Alcoolisme mondain

Écrit par les experts Ooreka

Il existe un bon nombre d'occasions de boire de l'alcool : anniversaire, fête, événement heureux, etc. Mises bout à bout, ces occasions peuvent très rapidement nous amener à consommer de l'alcool tous les jours, et à flirter avec la dépendance : on parle alors d'alcoolisme mondain.

Alcoolisme mondain : définition

L'alcoolisme mondain, aussi appelé alcoolisme ménager ou convivial, se caractérise par une alcoolisation faible mais quotidienne, n'entraînant pas de sentiment de dépendance.

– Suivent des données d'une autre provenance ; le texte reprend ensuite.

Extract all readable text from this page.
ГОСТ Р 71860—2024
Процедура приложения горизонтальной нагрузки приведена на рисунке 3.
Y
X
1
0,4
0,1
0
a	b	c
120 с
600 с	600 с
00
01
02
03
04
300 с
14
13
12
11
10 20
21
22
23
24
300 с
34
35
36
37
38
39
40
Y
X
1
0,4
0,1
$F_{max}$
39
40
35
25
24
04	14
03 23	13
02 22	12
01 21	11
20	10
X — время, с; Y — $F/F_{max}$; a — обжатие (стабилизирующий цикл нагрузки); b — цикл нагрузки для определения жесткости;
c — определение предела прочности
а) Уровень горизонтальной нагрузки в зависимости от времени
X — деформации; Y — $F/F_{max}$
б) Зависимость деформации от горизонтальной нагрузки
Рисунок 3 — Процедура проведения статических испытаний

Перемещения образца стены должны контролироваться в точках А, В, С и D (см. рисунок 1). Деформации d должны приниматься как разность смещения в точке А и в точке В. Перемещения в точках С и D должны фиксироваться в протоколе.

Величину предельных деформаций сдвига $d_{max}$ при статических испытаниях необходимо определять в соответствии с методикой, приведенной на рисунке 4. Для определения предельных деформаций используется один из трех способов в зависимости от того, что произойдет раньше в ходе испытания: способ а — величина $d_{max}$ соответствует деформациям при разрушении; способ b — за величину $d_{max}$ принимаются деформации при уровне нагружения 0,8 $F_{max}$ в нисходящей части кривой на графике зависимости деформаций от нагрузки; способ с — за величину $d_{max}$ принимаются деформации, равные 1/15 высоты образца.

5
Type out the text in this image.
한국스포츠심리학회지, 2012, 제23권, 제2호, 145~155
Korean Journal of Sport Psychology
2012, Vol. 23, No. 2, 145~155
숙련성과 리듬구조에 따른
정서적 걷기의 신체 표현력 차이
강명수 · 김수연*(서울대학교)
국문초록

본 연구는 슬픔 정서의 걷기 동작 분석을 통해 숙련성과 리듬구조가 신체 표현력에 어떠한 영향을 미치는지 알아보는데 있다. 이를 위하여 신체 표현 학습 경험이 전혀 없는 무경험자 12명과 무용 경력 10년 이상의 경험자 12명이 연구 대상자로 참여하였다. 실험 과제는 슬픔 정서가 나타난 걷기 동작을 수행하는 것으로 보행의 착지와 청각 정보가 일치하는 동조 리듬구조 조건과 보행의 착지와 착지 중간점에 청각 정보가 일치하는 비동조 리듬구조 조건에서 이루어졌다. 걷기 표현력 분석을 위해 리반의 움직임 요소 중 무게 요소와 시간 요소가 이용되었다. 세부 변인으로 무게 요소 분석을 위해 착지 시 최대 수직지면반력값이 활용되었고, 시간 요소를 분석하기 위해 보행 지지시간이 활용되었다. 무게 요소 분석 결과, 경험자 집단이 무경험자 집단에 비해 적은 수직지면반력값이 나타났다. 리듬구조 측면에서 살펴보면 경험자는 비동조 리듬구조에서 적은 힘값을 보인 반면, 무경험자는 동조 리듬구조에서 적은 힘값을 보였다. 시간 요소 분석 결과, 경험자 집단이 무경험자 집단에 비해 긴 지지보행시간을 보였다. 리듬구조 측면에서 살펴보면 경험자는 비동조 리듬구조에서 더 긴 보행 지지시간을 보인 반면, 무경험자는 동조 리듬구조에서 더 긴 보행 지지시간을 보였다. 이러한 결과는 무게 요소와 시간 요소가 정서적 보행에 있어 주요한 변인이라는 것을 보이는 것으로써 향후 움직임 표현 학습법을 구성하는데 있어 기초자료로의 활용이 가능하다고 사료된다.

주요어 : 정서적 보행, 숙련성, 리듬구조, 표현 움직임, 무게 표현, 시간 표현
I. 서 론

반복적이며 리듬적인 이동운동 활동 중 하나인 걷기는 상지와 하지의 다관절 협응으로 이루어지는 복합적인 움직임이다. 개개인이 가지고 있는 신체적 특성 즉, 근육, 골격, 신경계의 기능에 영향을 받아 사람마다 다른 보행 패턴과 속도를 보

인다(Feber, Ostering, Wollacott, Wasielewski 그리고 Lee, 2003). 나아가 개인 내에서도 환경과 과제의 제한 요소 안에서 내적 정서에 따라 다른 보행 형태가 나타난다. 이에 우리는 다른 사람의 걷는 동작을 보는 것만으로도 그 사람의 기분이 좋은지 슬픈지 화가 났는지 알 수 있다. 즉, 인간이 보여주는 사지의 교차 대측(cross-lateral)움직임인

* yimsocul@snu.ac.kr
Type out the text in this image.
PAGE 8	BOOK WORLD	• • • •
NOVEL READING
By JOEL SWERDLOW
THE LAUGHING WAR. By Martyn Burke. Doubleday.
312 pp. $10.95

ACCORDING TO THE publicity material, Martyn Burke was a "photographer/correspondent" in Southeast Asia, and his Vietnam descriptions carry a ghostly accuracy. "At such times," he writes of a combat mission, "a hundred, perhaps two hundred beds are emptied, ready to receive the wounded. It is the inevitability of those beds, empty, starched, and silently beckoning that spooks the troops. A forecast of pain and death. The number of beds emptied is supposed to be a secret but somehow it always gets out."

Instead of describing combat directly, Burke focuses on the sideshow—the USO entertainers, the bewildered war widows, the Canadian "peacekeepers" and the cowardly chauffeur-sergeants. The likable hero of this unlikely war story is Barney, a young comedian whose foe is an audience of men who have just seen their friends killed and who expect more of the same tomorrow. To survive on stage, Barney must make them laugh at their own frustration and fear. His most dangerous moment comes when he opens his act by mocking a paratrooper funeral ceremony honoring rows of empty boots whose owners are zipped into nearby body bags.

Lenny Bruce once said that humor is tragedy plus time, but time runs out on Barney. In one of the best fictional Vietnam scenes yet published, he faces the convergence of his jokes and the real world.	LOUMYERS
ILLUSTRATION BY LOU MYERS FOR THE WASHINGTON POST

  • On parle d'alcoolisme mondain lorsque la consommation de boissons alcooliques atteint plusieurs verres par semaine (presque tous les jours).
  • Nous serions près de 4 millions en France à être concernés par l'alcoolisme mondain : en particulier les hommes entre 40 et 60 ans.
  • L'alcoolisme mondain est la preuve que l'alcoolisme ne touche pas forcément que les classes sociales très modestes : si on fait souvent l'amalgame entre la désinsertion, les sans-abris, et l'alcoolisme, on remarque que l'alcoolisme mondain touche toutes les tranches de la société.
Alcoolisme mondain

Causes de l'alcoolisme mondain

Selon une enquête menée par l'IPSOS :

  • 40 % des Français avouent qu'« il est souvent difficile de refuser de boire quand on est invité ».
  • 1 sur 4 déclare « boire pour faire comme les autres ».

La première cause de l'alcoolisme mondain serait donc la volonté de s'insérer socialement.

La deuxième cause est tout simplement le plaisir de boire. Là encore, on ne parle pas de quantité démesurée, mais plutôt du plaisir d'apprécier tous les soirs un bon verre de vin ou autre.

À noter : il faut être prudent, l'alcoolisme mondain peut également venir d'un mal-être plus profond. Cette forme d'alcoolisme peut alors n'être qu'une « étape » vers un alcoolisme chronique plus sévère.

Diagnostiquer l'alcoolisme mondain

Attention, boire un verre de vin quotidiennement ne signifie pas forcément que vous être alcoolique mondain !

Pour vérifier votre dépendance à l'alcool, essayez de vous passer de celui-ci pendant quelques jours et analysez votre réaction.

  • Si un sentiment de manque vous envahit, la dépendance physique est avérée et il faut consulter.
  • Si aucun manque ne s'est fait sentir, tentez quand même de limiter au maximum votre consommation d'alcool. La dépendance n'est peut-être pas encore installée, mais elle peut très vite apparaître.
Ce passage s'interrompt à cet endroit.